I created a simple diagram on how everything works together at the end:

Dashboard

Using the sample data I was collecting, I created a simple Streamlit dashboard that should be similar to what a designer would see when they run their agents loose.

Of course, this is not very useful right now; after all, it doesn't give insightful information, but this is a start.

Future Work

We are currently in the process of defining actually useful data and figuring out how a designer would define thresholds. An idea of threshold definition is another config file where a designer specifies target personas (which are agent behaviors and skills), required maximum and minimum values, and possibly required gaps among agents. This is an idea of how it could look:

For metrics, we brainstormed using Claude with references to The Art of Game Design book to come up with case study metrics that a designer might actually find useful.
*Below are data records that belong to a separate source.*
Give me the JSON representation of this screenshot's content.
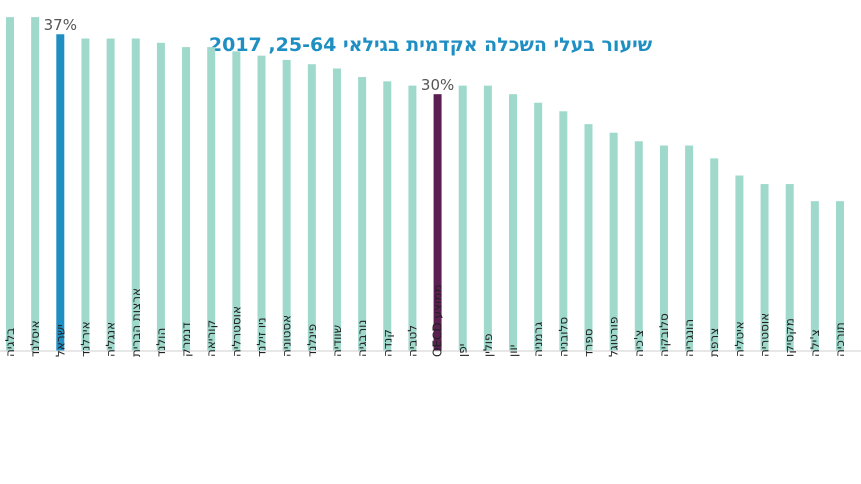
{
  "chart_data": {
    "type": "bar",
    "title": "שיעור בעלי השכלה אקדמית בגילאי 25-64, 2017",
    "categories": [
      "תורכיה",
      "צ'ילה",
      "מקסיקו",
      "אוסטריה",
      "איטליה",
      "צרפת",
      "הונגריה",
      "סלובקיה",
      "צ'כיה",
      "פורטוגל",
      "ספרד",
      "סלובניה",
      "גרמניה",
      "יוון",
      "פולין",
      "יפן",
      "ממוצע OECD",
      "לטביה",
      "קנדה",
      "נורבגיה",
      "שוודיה",
      "פינלנד",
      "אסטוניה",
      "ניו זילנד",
      "אוסטרליה",
      "קוריאה",
      "דנמרק",
      "הולנד",
      "ארצות הברית",
      "אנגליה",
      "אירלנד",
      "ישראל",
      "איסלנד",
      "בלגיה"
    ],
    "values": [
      17.5,
      17.5,
      19.5,
      19.5,
      20.5,
      22.5,
      24,
      24,
      24.5,
      25.5,
      26.5,
      28,
      29,
      30,
      31,
      31,
      30,
      31,
      31.5,
      32,
      33,
      33.5,
      34,
      34.5,
      35,
      35.5,
      35.5,
      36,
      36.5,
      36.5,
      36.5,
      37,
      39,
      39
    ],
    "data_labels": [
      {
        "category": "ממוצע OECD",
        "text": "30%"
      },
      {
        "category": "ישראל",
        "text": "37%"
      }
    ],
    "ylim": [
      0,
      41
    ],
    "grid": false,
    "legend": "none",
    "colors": {
      "default_bar": "#9fd9cc",
      "oecd_bar": "#5c1f52",
      "israel_bar": "#1f8fc3",
      "title": "#1f8fc3"
    }
  }
}
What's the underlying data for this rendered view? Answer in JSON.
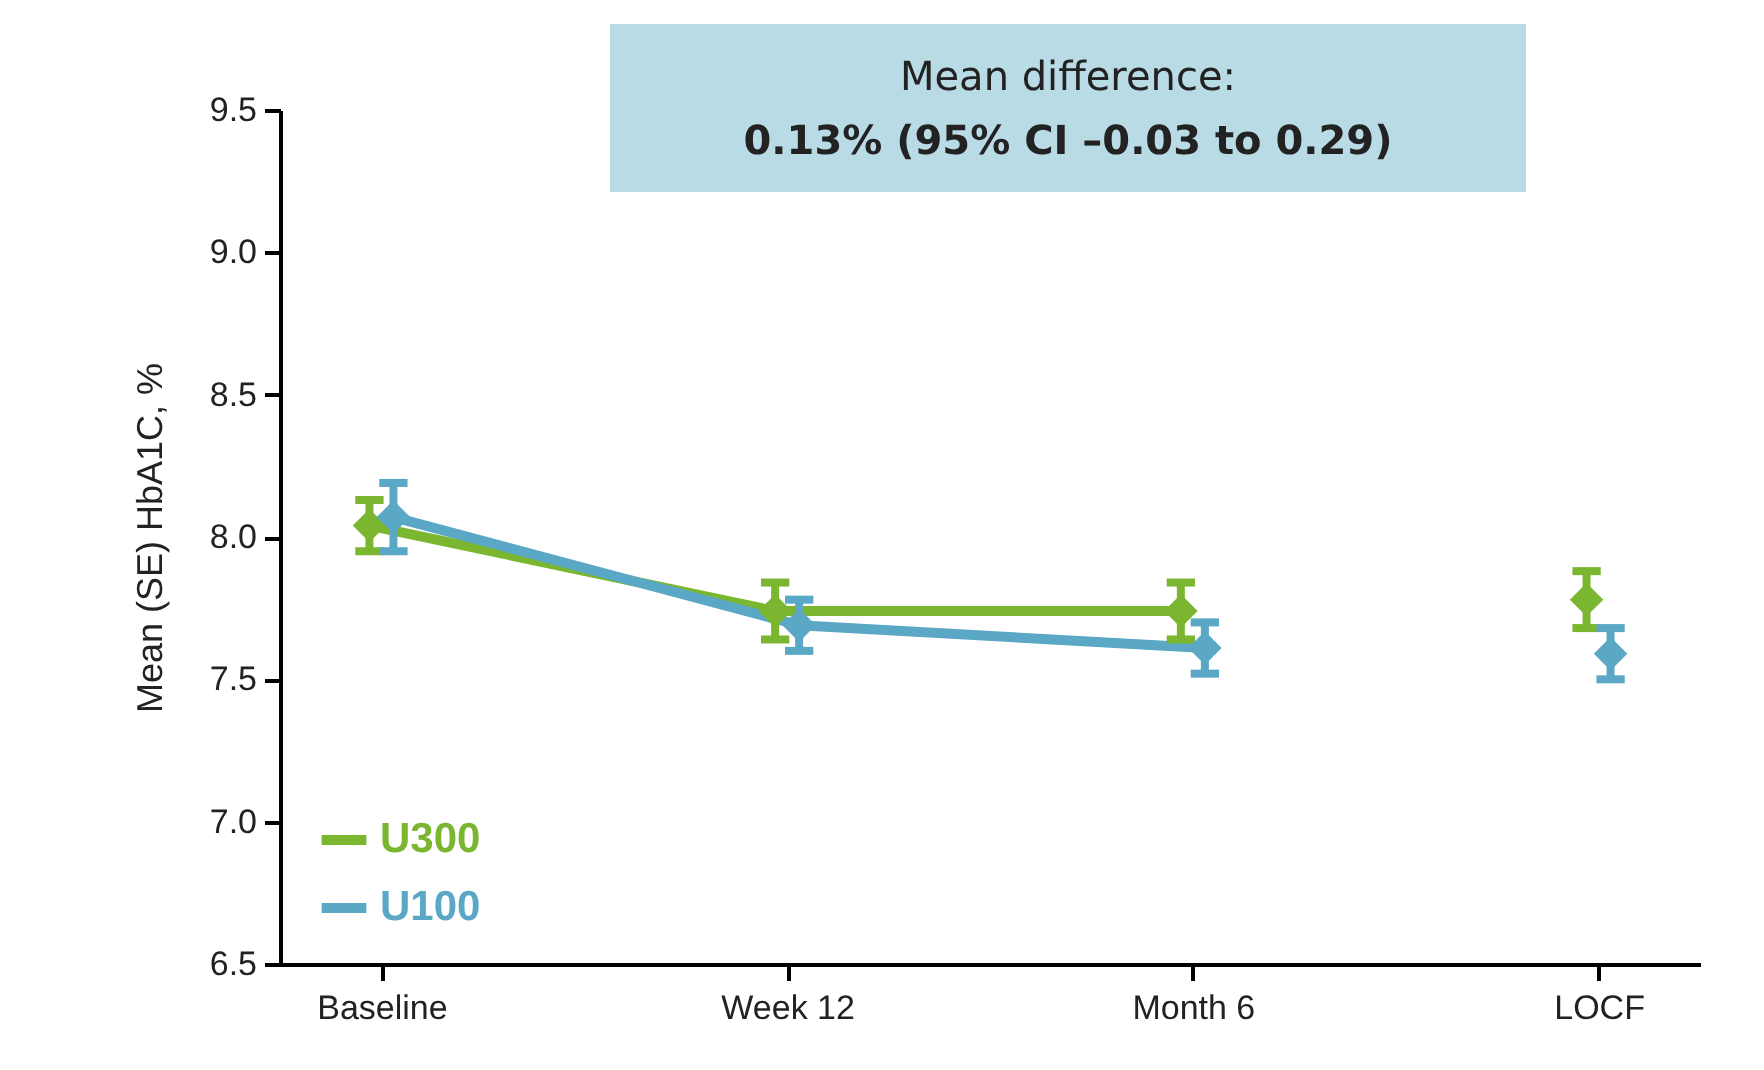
{
  "chart_data": {
    "type": "line",
    "ylabel": "Mean (SE) HbA1C, %",
    "categories": [
      "Baseline",
      "Week 12",
      "Month 6",
      "LOCF"
    ],
    "ylim": [
      6.5,
      9.5
    ],
    "yticks": [
      6.5,
      {
        "value": 7,
        "label": "7.0"
      },
      7.5,
      {
        "value": 8,
        "label": "8.0"
      },
      8.5,
      {
        "value": 9,
        "label": "9.0"
      },
      9.5
    ],
    "grid": false,
    "legend": "bottom left",
    "marker": "diamond",
    "line_style": "solid",
    "annotations": [
      "Mean difference:",
      "0.13% (95% CI –0.03 to 0.29)"
    ],
    "series": [
      {
        "name": "U300",
        "type": "line",
        "color": "#7ab62f",
        "values": [
          8.04,
          7.74,
          7.74,
          null
        ],
        "errors": [
          0.09,
          0.1,
          0.1,
          null
        ]
      },
      {
        "name": "U100",
        "type": "line",
        "color": "#5aa7c6",
        "values": [
          8.07,
          7.69,
          7.61,
          null
        ],
        "errors": [
          0.12,
          0.09,
          0.09,
          null
        ]
      },
      {
        "type": "scatter",
        "color": "#7ab62f",
        "x": [
          "LOCF"
        ],
        "values": [
          7.78
        ],
        "errors": [
          0.1
        ]
      },
      {
        "type": "scatter",
        "color": "#5aa7c6",
        "x": [
          "LOCF"
        ],
        "values": [
          7.59
        ],
        "errors": [
          0.09
        ]
      }
    ]
  }
}
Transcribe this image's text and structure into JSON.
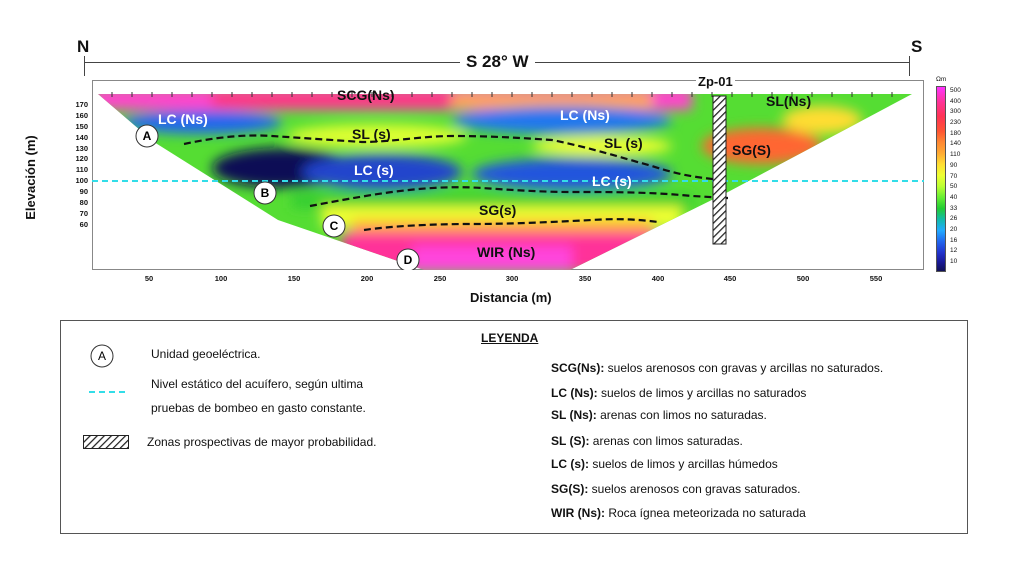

We came up with that list of metrics and challenges for collecting those metrics:

Completion Rate: how many attempts it takes to win a level.
Mean Completion Time: average time of successful runs.
Progress: When do agents die at each attempt?
Death Cluster: How spread out are deaths? This is challenging because we don't know how to measure that.
Number of different paths agents take: This is challenging because we don't know how to specify that.
Coin Time Cost: difference in time between runs that collect coins and runs that go directly for the goal.

We will see how this goes. We are still not sure how useful and easy to use designers would find this tool, but this is why we experiment!